Ele admite que, para o público comum, o tema causa certo estranhamento. “As pessoas me perguntam: ora, você é físico, como assim está trabalhando com epidemias?”, conta. “Nós, da física, somos treinados para conseguir abstrair as coisas. Conseguimos fazer modelos simplificados, mas que, ao mesmo tempo em que desprezam vários detalhes do problema real, nos permitem pinçar os detalhes que conseguimos descrever muito bem.

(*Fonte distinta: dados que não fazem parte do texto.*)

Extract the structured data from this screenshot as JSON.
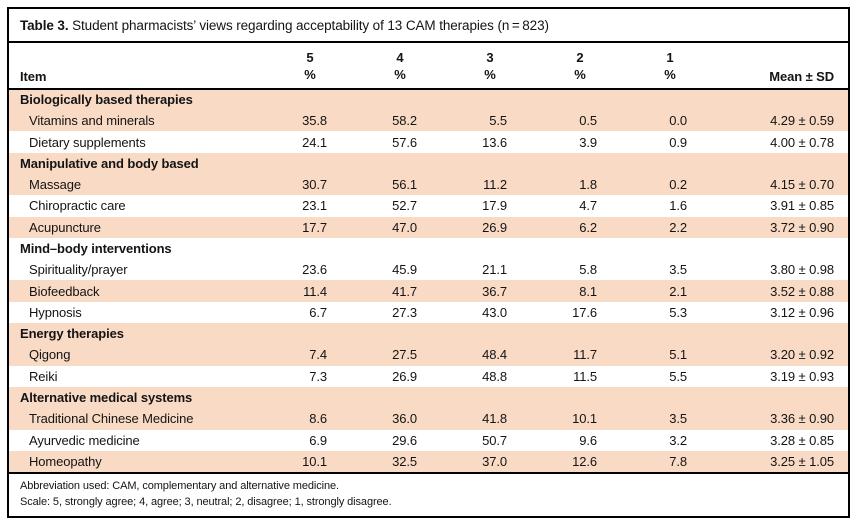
{
  "title": {
    "prefix": "Table 3.",
    "text": " Student pharmacists’ views regarding acceptability of 13 CAM therapies (n = 823)"
  },
  "colors": {
    "shaded_row": "#f9dac5",
    "border": "#000000",
    "text": "#141414"
  },
  "table": {
    "item_header": "Item",
    "rating_columns": [
      {
        "num": "5",
        "unit": "%"
      },
      {
        "num": "4",
        "unit": "%"
      },
      {
        "num": "3",
        "unit": "%"
      },
      {
        "num": "2",
        "unit": "%"
      },
      {
        "num": "1",
        "unit": "%"
      }
    ],
    "mean_header": "Mean ± SD",
    "sections": [
      {
        "category": "Biologically based therapies",
        "shaded": true,
        "rows": [
          {
            "label": "Vitamins and minerals",
            "values": [
              "35.8",
              "58.2",
              "5.5",
              "0.5",
              "0.0"
            ],
            "mean": "4.29 ± 0.59",
            "shaded": true
          },
          {
            "label": "Dietary supplements",
            "values": [
              "24.1",
              "57.6",
              "13.6",
              "3.9",
              "0.9"
            ],
            "mean": "4.00 ± 0.78",
            "shaded": false
          }
        ]
      },
      {
        "category": "Manipulative and body based",
        "shaded": true,
        "rows": [
          {
            "label": "Massage",
            "values": [
              "30.7",
              "56.1",
              "11.2",
              "1.8",
              "0.2"
            ],
            "mean": "4.15 ± 0.70",
            "shaded": true
          },
          {
            "label": "Chiropractic care",
            "values": [
              "23.1",
              "52.7",
              "17.9",
              "4.7",
              "1.6"
            ],
            "mean": "3.91 ± 0.85",
            "shaded": false
          },
          {
            "label": "Acupuncture",
            "values": [
              "17.7",
              "47.0",
              "26.9",
              "6.2",
              "2.2"
            ],
            "mean": "3.72 ± 0.90",
            "shaded": true
          }
        ]
      },
      {
        "category": "Mind–body interventions",
        "shaded": false,
        "rows": [
          {
            "label": "Spirituality/prayer",
            "values": [
              "23.6",
              "45.9",
              "21.1",
              "5.8",
              "3.5"
            ],
            "mean": "3.80 ± 0.98",
            "shaded": false
          },
          {
            "label": "Biofeedback",
            "values": [
              "11.4",
              "41.7",
              "36.7",
              "8.1",
              "2.1"
            ],
            "mean": "3.52 ± 0.88",
            "shaded": true
          },
          {
            "label": "Hypnosis",
            "values": [
              "6.7",
              "27.3",
              "43.0",
              "17.6",
              "5.3"
            ],
            "mean": "3.12 ± 0.96",
            "shaded": false
          }
        ]
      },
      {
        "category": "Energy therapies",
        "shaded": true,
        "rows": [
          {
            "label": "Qigong",
            "values": [
              "7.4",
              "27.5",
              "48.4",
              "11.7",
              "5.1"
            ],
            "mean": "3.20 ± 0.92",
            "shaded": true
          },
          {
            "label": "Reiki",
            "values": [
              "7.3",
              "26.9",
              "48.8",
              "11.5",
              "5.5"
            ],
            "mean": "3.19 ± 0.93",
            "shaded": false
          }
        ]
      },
      {
        "category": "Alternative medical systems",
        "shaded": true,
        "rows": [
          {
            "label": "Traditional Chinese Medicine",
            "values": [
              "8.6",
              "36.0",
              "41.8",
              "10.1",
              "3.5"
            ],
            "mean": "3.36 ± 0.90",
            "shaded": true
          },
          {
            "label": "Ayurvedic medicine",
            "values": [
              "6.9",
              "29.6",
              "50.7",
              "9.6",
              "3.2"
            ],
            "mean": "3.28 ± 0.85",
            "shaded": false
          },
          {
            "label": "Homeopathy",
            "values": [
              "10.1",
              "32.5",
              "37.0",
              "12.6",
              "7.8"
            ],
            "mean": "3.25 ± 1.05",
            "shaded": true
          }
        ]
      }
    ]
  },
  "footnotes": {
    "abbreviation": "Abbreviation used: CAM, complementary and alternative medicine.",
    "scale": "Scale: 5, strongly agree; 4, agree; 3, neutral; 2, disagree; 1, strongly disagree."
  }
}
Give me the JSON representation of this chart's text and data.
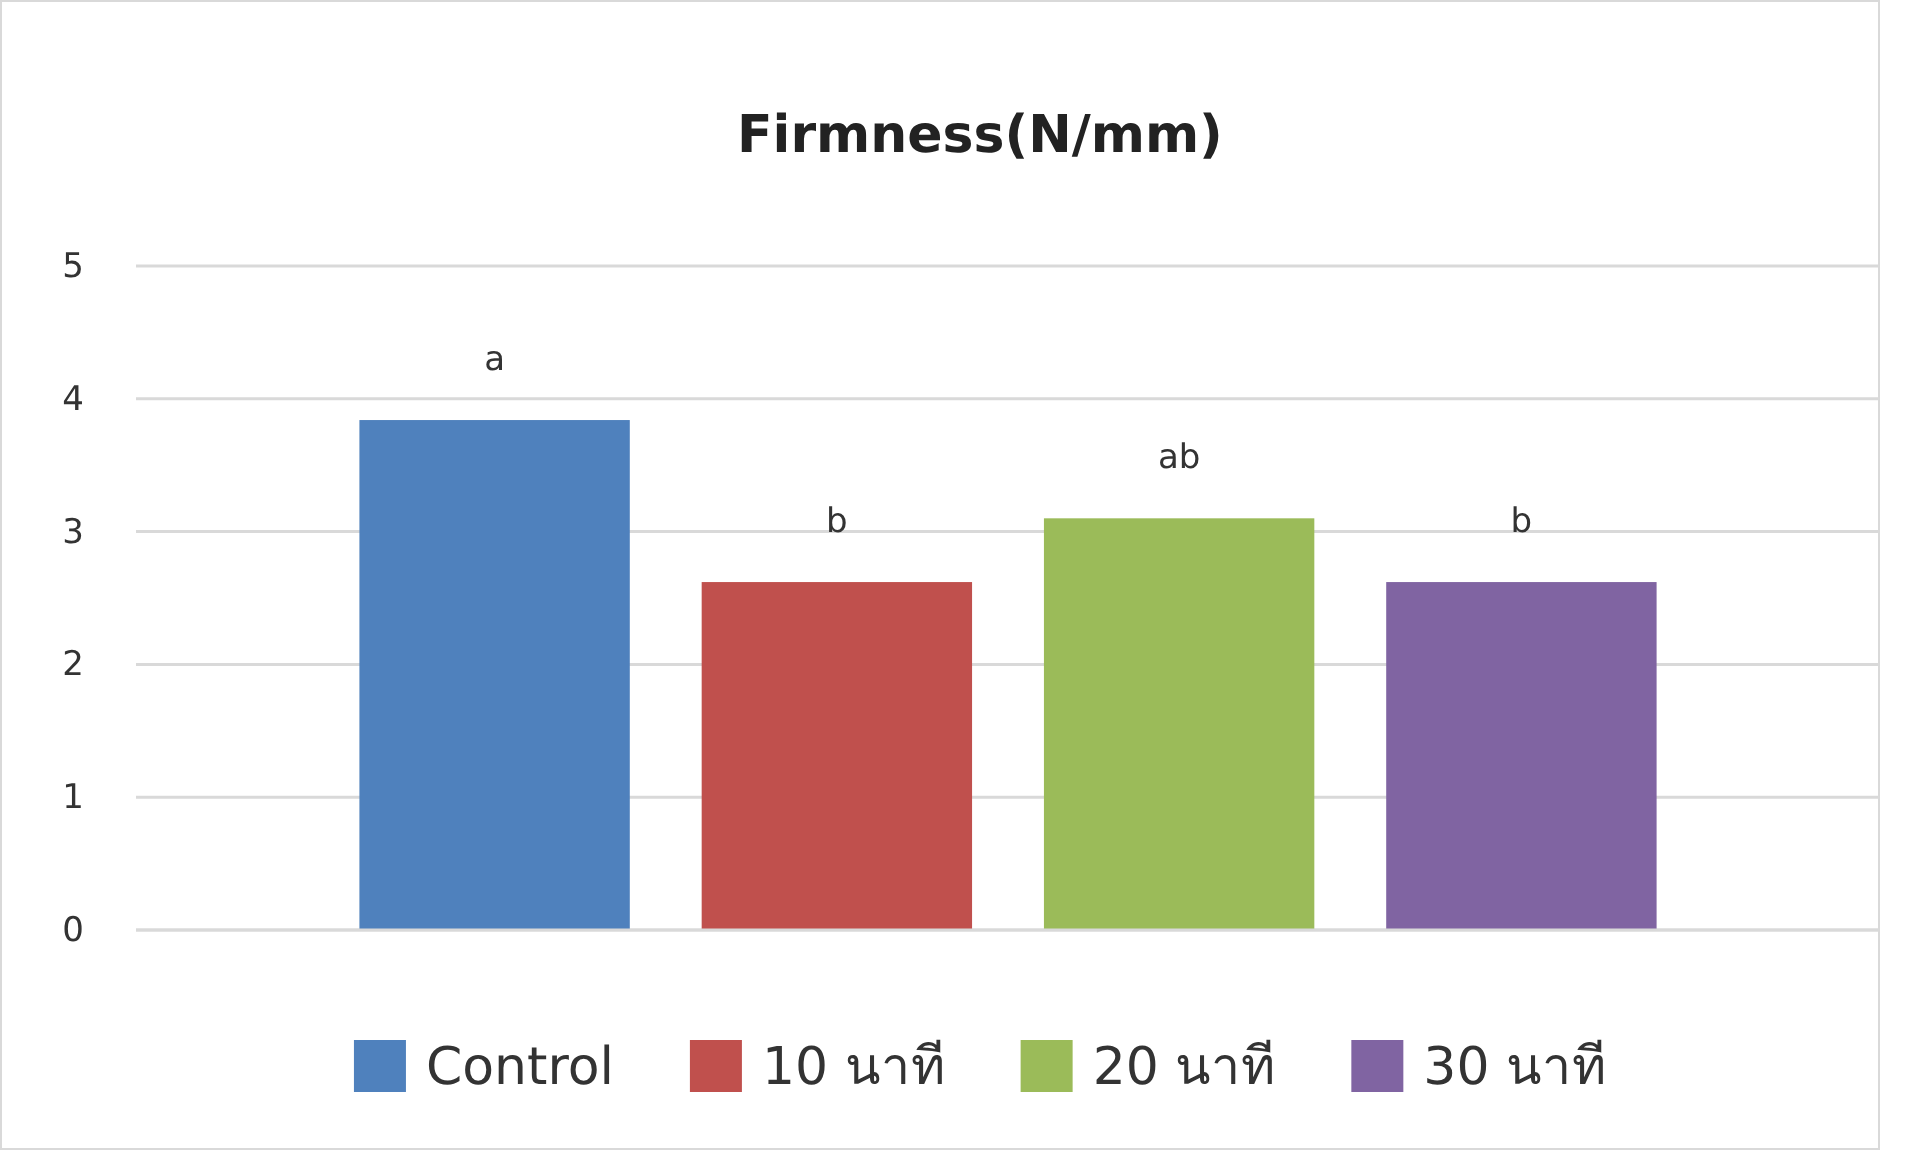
{
  "chart_data": {
    "type": "bar",
    "title": "Firmness(N/mm)",
    "categories": [
      null
    ],
    "series": [
      {
        "name": "Control",
        "color": "#4f81bd",
        "values": [
          3.84
        ]
      },
      {
        "name": "10 นาที",
        "color": "#c0504d",
        "values": [
          2.62
        ]
      },
      {
        "name": "20 นาที",
        "color": "#9bbb59",
        "values": [
          3.1
        ]
      },
      {
        "name": "30 นาที",
        "color": "#8064a2",
        "values": [
          2.62
        ]
      }
    ],
    "annotations": [
      "a",
      "b",
      "ab",
      "b"
    ],
    "ylim": [
      0,
      5
    ],
    "yticks": [
      0,
      1,
      2,
      3,
      4,
      5
    ],
    "grid": "y",
    "legend": "bottom"
  }
}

Isso é fundamental.”

Contexto da epidemia

No fim de semana, quando o Brasil atingiu a marca de 10 mil mortos oficialmente em decorrência da covid-19, um grupo de pesquisadores da Universidade de São Paulo (USP) divulgou uma projeção que mostra que, se medidas de contenção não forem tomadas, o número de óbitos pode dobrar em 20 dias – e o país terá 400 mil casos registrados até o dia 5 de junho.

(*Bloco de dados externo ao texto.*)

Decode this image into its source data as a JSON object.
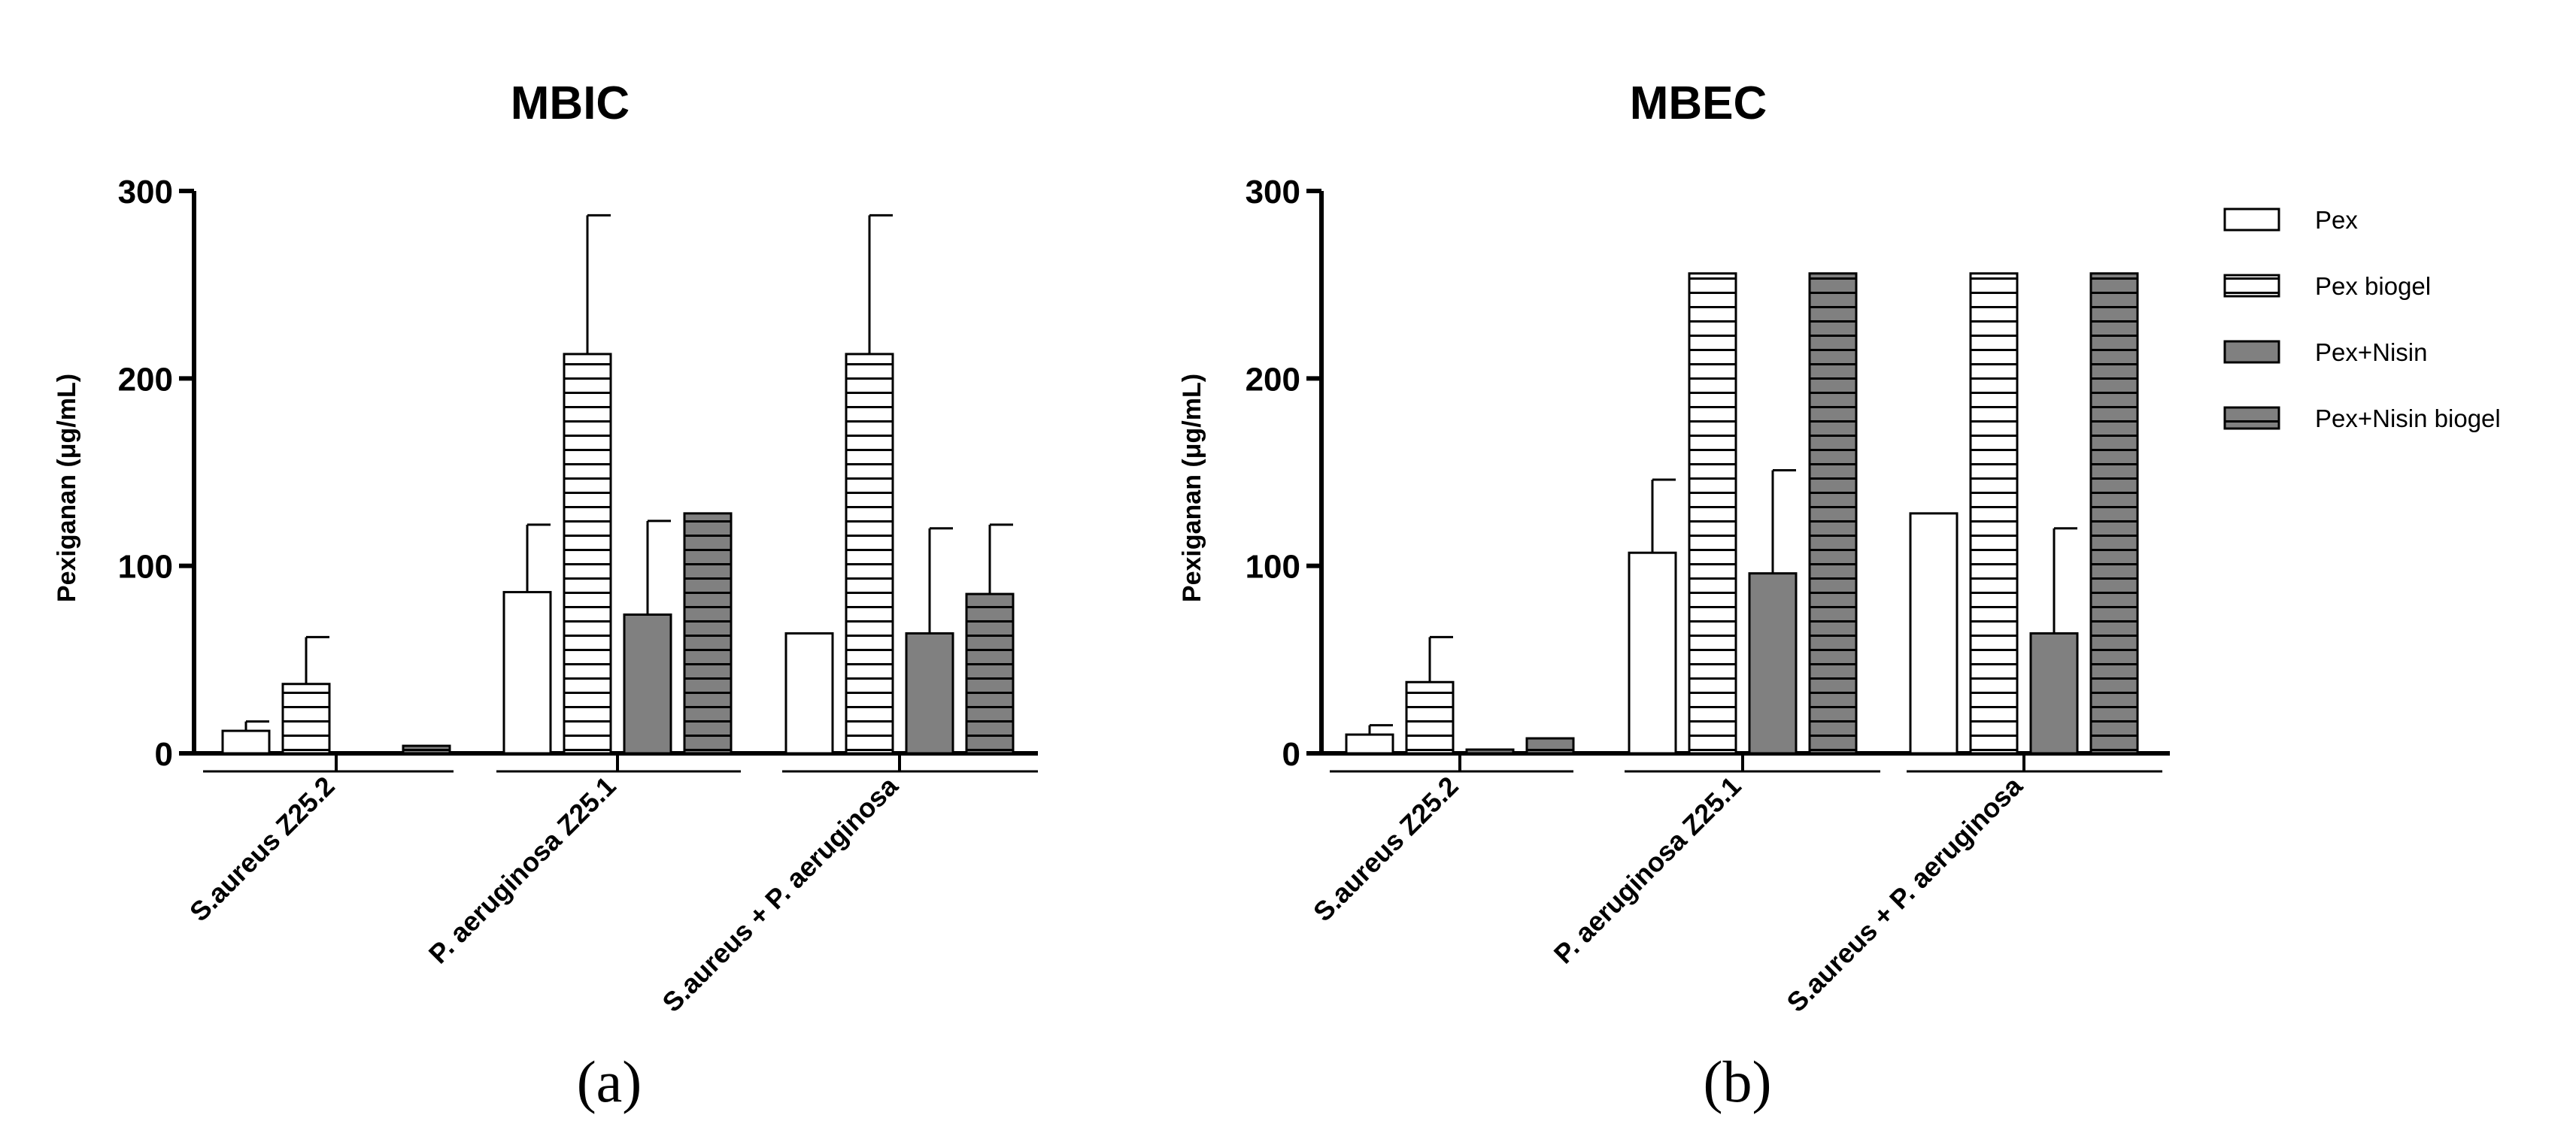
{
  "colors": {
    "pex": "#ffffff",
    "pex_biogel": "#ffffff",
    "pex_nisin": "#808080",
    "pex_nisin_biogel": "#808080",
    "stroke": "#000000"
  },
  "legend": [
    {
      "name": "Pex",
      "pattern": "solid-white"
    },
    {
      "name": "Pex biogel",
      "pattern": "hatched-white"
    },
    {
      "name": "Pex+Nisin",
      "pattern": "solid-gray"
    },
    {
      "name": "Pex+Nisin biogel",
      "pattern": "hatched-gray"
    }
  ],
  "chart_data": [
    {
      "type": "bar",
      "panel_label": "(a)",
      "title": "MBIC",
      "ylabel": "Pexiganan (μg/mL)",
      "xlabel": "",
      "ylim": [
        0,
        300
      ],
      "yticks": [
        "0",
        "100",
        "200",
        "300"
      ],
      "categories": [
        "S.aureus Z25.2",
        "P. aeruginosa Z25.1",
        "S.aureus + P. aeruginosa"
      ],
      "series": [
        {
          "name": "Pex",
          "values": [
            12,
            86,
            64
          ],
          "errors": [
            5,
            36,
            0
          ]
        },
        {
          "name": "Pex biogel",
          "values": [
            37,
            213,
            213
          ],
          "errors": [
            25,
            74,
            74
          ]
        },
        {
          "name": "Pex+Nisin",
          "values": [
            0,
            74,
            64
          ],
          "errors": [
            0,
            50,
            56
          ]
        },
        {
          "name": "Pex+Nisin biogel",
          "values": [
            4,
            128,
            85
          ],
          "errors": [
            0,
            0,
            37
          ]
        }
      ]
    },
    {
      "type": "bar",
      "panel_label": "(b)",
      "title": "MBEC",
      "ylabel": "Pexiganan (μg/mL)",
      "xlabel": "",
      "ylim": [
        0,
        300
      ],
      "yticks": [
        "0",
        "100",
        "200",
        "300"
      ],
      "categories": [
        "S.aureus Z25.2",
        "P. aeruginosa Z25.1",
        "S.aureus + P. aeruginosa"
      ],
      "series": [
        {
          "name": "Pex",
          "values": [
            10,
            107,
            128
          ],
          "errors": [
            5,
            39,
            0
          ]
        },
        {
          "name": "Pex biogel",
          "values": [
            38,
            256,
            256
          ],
          "errors": [
            24,
            0,
            0
          ]
        },
        {
          "name": "Pex+Nisin",
          "values": [
            2,
            96,
            64
          ],
          "errors": [
            0,
            55,
            56
          ]
        },
        {
          "name": "Pex+Nisin biogel",
          "values": [
            8,
            256,
            256
          ],
          "errors": [
            0,
            0,
            0
          ]
        }
      ]
    }
  ]
}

O cálculo foi feito por pesquisadores do Instituto de Matemática e Estatística (IME), da Faculdade de Saúde Pública e da Faculdade de Economia, Administração, Contabilidade de Atuária (FEA) da instituição, graças a um projeto de colaboração com o corpo técnico do governo paulista. “[A ideia é] construir um modelo de auxílio à tomada de decisão sobre possíveis cenários de isolamento social otimizando medidas de epidemiologia e economia”, afirma à DW Brasil o engenheiro elétrico Junior Barrera, diretor do IME e coordenador do projeto.

“Temos um sistema de controle no qual a planta é São Paulo e os parâmetros a serem otimizados são o estado da epidemia, sendo o ideal o mais reduzido possível, e a atividade da economia, [sendo o ideal] o mais ativo possível. Essas duas medidas são opostas, e o problema da otimização é conseguir equilibrar medidas diferentes e opostas, ou seja, quando uma melhora, a outra tende a piorar”, explica.

Depois de desenvolvido, o sistema permite intervenções feitas por um gestor público. E essas intervenções, naturalmente, geram previsões diferentes sobre o avanço da epidemia. “Há diversas soluções possíveis, inclusive isolamentos diferentes da cidade. Podemos prever o que ocorre quando se interrompe uma via, um conjunto de vias, deixa sem atividade alguns distritos”, exemplifica o engenheiro. É por isso que os pesquisadores não consideram a ferramenta um sistema pronto: ela precisa ser alimentada com os elementos de mobilidade, economia e epidemiologia de cada cidade. Na tarde de segunda, ele apresentou os últimos dados a uma equipe do Palácio dos Bandeirantes, sede do governo do estado de São Paulo.

“Com a matemática, podemos prever vários cenários, modificando o que acontece na situação real. E isso pode ajudar um governante a tomar decisões”, argumenta Barrera. “A matemática permite prever mais do que a epidemia, mas o contexto em que a epidemia está inserida, a dinâmica das cidades, a influência da economia e o ruído causado pela epidemia. Com simulações, esperamos auxiliar as decisões tomadas [pelos gestores públicos].”